Thousands of camels in Australia's remote Outback could be killed by marksmen in helicopters under a government proposal aimed at cutting down the population of the havoc-wreaking creatures.
First introduced into Australia in the 1840s to help explorers travel through the Australian desert, there are now about 1 million camels roaming the country. They compete with sheep and cattle for food, trample vegetation and invade remote settlements in search of water, scaring residents as they tear apart bathrooms and rip up water pipes.
Last month, the federal government set aside $16 million for a program to help slash the population. Besides sending in sharpshooters in helicopters and on foot, officials are considering proposals to turn some of the creatures into tasty treats such as camel burgers.
Glenn Edwards, who is working on drafting the government's camel reduction program, said the camel population needs to be slashed by two-thirds to reduce catastrophic damage.
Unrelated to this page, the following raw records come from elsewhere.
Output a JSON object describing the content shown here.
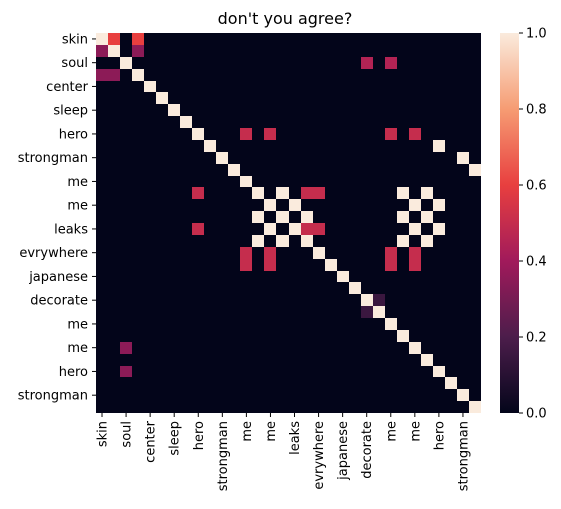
{
  "chart_data": {
    "type": "heatmap",
    "title": "don't you agree?",
    "xlabel": "",
    "ylabel": "",
    "labels": [
      "skin",
      "",
      "soul",
      "",
      "center",
      "",
      "sleep",
      "",
      "hero",
      "",
      "strongman",
      "",
      "me",
      "",
      "me",
      "",
      "leaks",
      "",
      "evrywhere",
      "",
      "japanese",
      "",
      "decorate",
      "",
      "me",
      "",
      "me",
      "",
      "hero",
      "",
      "strongman",
      ""
    ],
    "matrix": [
      [
        1,
        0.6,
        0,
        0.6,
        0,
        0,
        0,
        0,
        0,
        0,
        0,
        0,
        0,
        0,
        0,
        0,
        0,
        0,
        0,
        0,
        0,
        0,
        0,
        0,
        0,
        0,
        0,
        0,
        0,
        0,
        0,
        0
      ],
      [
        0.35,
        1,
        0,
        0.35,
        0,
        0,
        0,
        0,
        0,
        0,
        0,
        0,
        0,
        0,
        0,
        0,
        0,
        0,
        0,
        0,
        0,
        0,
        0,
        0,
        0,
        0,
        0,
        0,
        0,
        0,
        0,
        0
      ],
      [
        0,
        0,
        1,
        0,
        0,
        0,
        0,
        0,
        0,
        0,
        0,
        0,
        0,
        0,
        0,
        0,
        0,
        0,
        0,
        0,
        0,
        0,
        0.45,
        0,
        0.45,
        0,
        0,
        0,
        0,
        0,
        0,
        0
      ],
      [
        0.35,
        0.35,
        0,
        1,
        0,
        0,
        0,
        0,
        0,
        0,
        0,
        0,
        0,
        0,
        0,
        0,
        0,
        0,
        0,
        0,
        0,
        0,
        0,
        0,
        0,
        0,
        0,
        0,
        0,
        0,
        0,
        0
      ],
      [
        0,
        0,
        0,
        0,
        1,
        0,
        0,
        0,
        0,
        0,
        0,
        0,
        0,
        0,
        0,
        0,
        0,
        0,
        0,
        0,
        0,
        0,
        0,
        0,
        0,
        0,
        0,
        0,
        0,
        0,
        0,
        0
      ],
      [
        0,
        0,
        0,
        0,
        0,
        1,
        0,
        0,
        0,
        0,
        0,
        0,
        0,
        0,
        0,
        0,
        0,
        0,
        0,
        0,
        0,
        0,
        0,
        0,
        0,
        0,
        0,
        0,
        0,
        0,
        0,
        0
      ],
      [
        0,
        0,
        0,
        0,
        0,
        0,
        1,
        0,
        0,
        0,
        0,
        0,
        0,
        0,
        0,
        0,
        0,
        0,
        0,
        0,
        0,
        0,
        0,
        0,
        0,
        0,
        0,
        0,
        0,
        0,
        0,
        0
      ],
      [
        0,
        0,
        0,
        0,
        0,
        0,
        0,
        1,
        0,
        0,
        0,
        0,
        0,
        0,
        0,
        0,
        0,
        0,
        0,
        0,
        0,
        0,
        0,
        0,
        0,
        0,
        0,
        0,
        0,
        0,
        0,
        0
      ],
      [
        0,
        0,
        0,
        0,
        0,
        0,
        0,
        0,
        1,
        0,
        0,
        0,
        0.5,
        0,
        0.5,
        0,
        0,
        0,
        0,
        0,
        0,
        0,
        0,
        0,
        0.5,
        0,
        0.5,
        0,
        0,
        0,
        0,
        0
      ],
      [
        0,
        0,
        0,
        0,
        0,
        0,
        0,
        0,
        0,
        1,
        0,
        0,
        0,
        0,
        0,
        0,
        0,
        0,
        0,
        0,
        0,
        0,
        0,
        0,
        0,
        0,
        0,
        0,
        1,
        0,
        0,
        0
      ],
      [
        0,
        0,
        0,
        0,
        0,
        0,
        0,
        0,
        0,
        0,
        1,
        0,
        0,
        0,
        0,
        0,
        0,
        0,
        0,
        0,
        0,
        0,
        0,
        0,
        0,
        0,
        0,
        0,
        0,
        0,
        1,
        0
      ],
      [
        0,
        0,
        0,
        0,
        0,
        0,
        0,
        0,
        0,
        0,
        0,
        1,
        0,
        0,
        0,
        0,
        0,
        0,
        0,
        0,
        0,
        0,
        0,
        0,
        0,
        0,
        0,
        0,
        0,
        0,
        0,
        1
      ],
      [
        0,
        0,
        0,
        0,
        0,
        0,
        0,
        0,
        0,
        0,
        0,
        0,
        1,
        0,
        0,
        0,
        0,
        0,
        0,
        0,
        0,
        0,
        0,
        0,
        0,
        0,
        0,
        0,
        0,
        0,
        0,
        0
      ],
      [
        0,
        0,
        0,
        0,
        0,
        0,
        0,
        0,
        0.5,
        0,
        0,
        0,
        0,
        1,
        0,
        1,
        0,
        0.5,
        0.5,
        0,
        0,
        0,
        0,
        0,
        0,
        1,
        0,
        1,
        0,
        0,
        0,
        0
      ],
      [
        0,
        0,
        0,
        0,
        0,
        0,
        0,
        0,
        0,
        0,
        0,
        0,
        0,
        0,
        1,
        0,
        1,
        0,
        0,
        0,
        0,
        0,
        0,
        0,
        0,
        0,
        1,
        0,
        1,
        0,
        0,
        0
      ],
      [
        0,
        0,
        0,
        0,
        0,
        0,
        0,
        0,
        0,
        0,
        0,
        0,
        0,
        1,
        0,
        1,
        0,
        1,
        0,
        0,
        0,
        0,
        0,
        0,
        0,
        1,
        0,
        1,
        0,
        0,
        0,
        0
      ],
      [
        0,
        0,
        0,
        0,
        0,
        0,
        0,
        0,
        0.5,
        0,
        0,
        0,
        0,
        0,
        1,
        0,
        1,
        0.5,
        0.5,
        0,
        0,
        0,
        0,
        0,
        0,
        0,
        1,
        0,
        1,
        0,
        0,
        0
      ],
      [
        0,
        0,
        0,
        0,
        0,
        0,
        0,
        0,
        0,
        0,
        0,
        0,
        0,
        1,
        0,
        1,
        0,
        1,
        0,
        0,
        0,
        0,
        0,
        0,
        0,
        1,
        0,
        1,
        0,
        0,
        0,
        0
      ],
      [
        0,
        0,
        0,
        0,
        0,
        0,
        0,
        0,
        0,
        0,
        0,
        0,
        0.5,
        0,
        0.5,
        0,
        0,
        0,
        1,
        0,
        0,
        0,
        0,
        0,
        0.5,
        0,
        0.5,
        0,
        0,
        0,
        0,
        0
      ],
      [
        0,
        0,
        0,
        0,
        0,
        0,
        0,
        0,
        0,
        0,
        0,
        0,
        0.5,
        0,
        0.5,
        0,
        0,
        0,
        0,
        1,
        0,
        0,
        0,
        0,
        0.5,
        0,
        0.5,
        0,
        0,
        0,
        0,
        0
      ],
      [
        0,
        0,
        0,
        0,
        0,
        0,
        0,
        0,
        0,
        0,
        0,
        0,
        0,
        0,
        0,
        0,
        0,
        0,
        0,
        0,
        1,
        0,
        0,
        0,
        0,
        0,
        0,
        0,
        0,
        0,
        0,
        0
      ],
      [
        0,
        0,
        0,
        0,
        0,
        0,
        0,
        0,
        0,
        0,
        0,
        0,
        0,
        0,
        0,
        0,
        0,
        0,
        0,
        0,
        0,
        1,
        0,
        0,
        0,
        0,
        0,
        0,
        0,
        0,
        0,
        0
      ],
      [
        0,
        0,
        0,
        0,
        0,
        0,
        0,
        0,
        0,
        0,
        0,
        0,
        0,
        0,
        0,
        0,
        0,
        0,
        0,
        0,
        0,
        0,
        1,
        0.15,
        0,
        0,
        0,
        0,
        0,
        0,
        0,
        0
      ],
      [
        0,
        0,
        0,
        0,
        0,
        0,
        0,
        0,
        0,
        0,
        0,
        0,
        0,
        0,
        0,
        0,
        0,
        0,
        0,
        0,
        0,
        0,
        0.15,
        1,
        0,
        0,
        0,
        0,
        0,
        0,
        0,
        0
      ],
      [
        0,
        0,
        0,
        0,
        0,
        0,
        0,
        0,
        0,
        0,
        0,
        0,
        0,
        0,
        0,
        0,
        0,
        0,
        0,
        0,
        0,
        0,
        0,
        0,
        1,
        0,
        0,
        0,
        0,
        0,
        0,
        0
      ],
      [
        0,
        0,
        0,
        0,
        0,
        0,
        0,
        0,
        0,
        0,
        0,
        0,
        0,
        0,
        0,
        0,
        0,
        0,
        0,
        0,
        0,
        0,
        0,
        0,
        0,
        1,
        0,
        0,
        0,
        0,
        0,
        0
      ],
      [
        0,
        0,
        0.35,
        0,
        0,
        0,
        0,
        0,
        0,
        0,
        0,
        0,
        0,
        0,
        0,
        0,
        0,
        0,
        0,
        0,
        0,
        0,
        0,
        0,
        0,
        0,
        1,
        0,
        0,
        0,
        0,
        0
      ],
      [
        0,
        0,
        0,
        0,
        0,
        0,
        0,
        0,
        0,
        0,
        0,
        0,
        0,
        0,
        0,
        0,
        0,
        0,
        0,
        0,
        0,
        0,
        0,
        0,
        0,
        0,
        0,
        1,
        0,
        0,
        0,
        0
      ],
      [
        0,
        0,
        0.35,
        0,
        0,
        0,
        0,
        0,
        0,
        0,
        0,
        0,
        0,
        0,
        0,
        0,
        0,
        0,
        0,
        0,
        0,
        0,
        0,
        0,
        0,
        0,
        0,
        0,
        1,
        0,
        0,
        0
      ],
      [
        0,
        0,
        0,
        0,
        0,
        0,
        0,
        0,
        0,
        0,
        0,
        0,
        0,
        0,
        0,
        0,
        0,
        0,
        0,
        0,
        0,
        0,
        0,
        0,
        0,
        0,
        0,
        0,
        0,
        1,
        0,
        0
      ],
      [
        0,
        0,
        0,
        0,
        0,
        0,
        0,
        0,
        0,
        0,
        0,
        0,
        0,
        0,
        0,
        0,
        0,
        0,
        0,
        0,
        0,
        0,
        0,
        0,
        0,
        0,
        0,
        0,
        0,
        0,
        1,
        0
      ],
      [
        0,
        0,
        0,
        0,
        0,
        0,
        0,
        0,
        0,
        0,
        0,
        0,
        0,
        0,
        0,
        0,
        0,
        0,
        0,
        0,
        0,
        0,
        0,
        0,
        0,
        0,
        0,
        0,
        0,
        0,
        0,
        1
      ]
    ],
    "colorbar": {
      "min": 0,
      "max": 1,
      "ticks": [
        "0.0",
        "0.2",
        "0.4",
        "0.6",
        "0.8",
        "1.0"
      ],
      "colormap": "rocket",
      "stops": [
        "#03051a",
        "#4c1d4b",
        "#a11a5b",
        "#e83f3f",
        "#f69c73",
        "#faebdd"
      ]
    }
  }
}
But some remain opposed to a mass slaughter. Camel exporter Paddy McHugh, who runs camel catching operations throughout Australia, said a cull would be ineffective.
"What happens in 15 years when the numbers come back again? Do we waste another $20 million?" McHugh said.
The camels McHugh's associates capture are sold overseas, used in tourism and processed for their meat. In recent years, McHugh said he has seen an explosion in international demand for the animals. The most logical solution, McHugh said, is to kill only those creatures that can be sold abroad or used in products.
But Tony Peacock, CEO of the University of Canberra's Invasive Animals Cooperative Research Center, said that's simply unrealistic. It's too expensive, the dead camels would rot on their long journeys back to the processing plant, and those captured alive would become distressed during such lengthy trips.
"To be shot from a helicopter is actually quite humane, even though that sounds brutal," he said. "If I was a camel, I'd prefer to just get it in the head."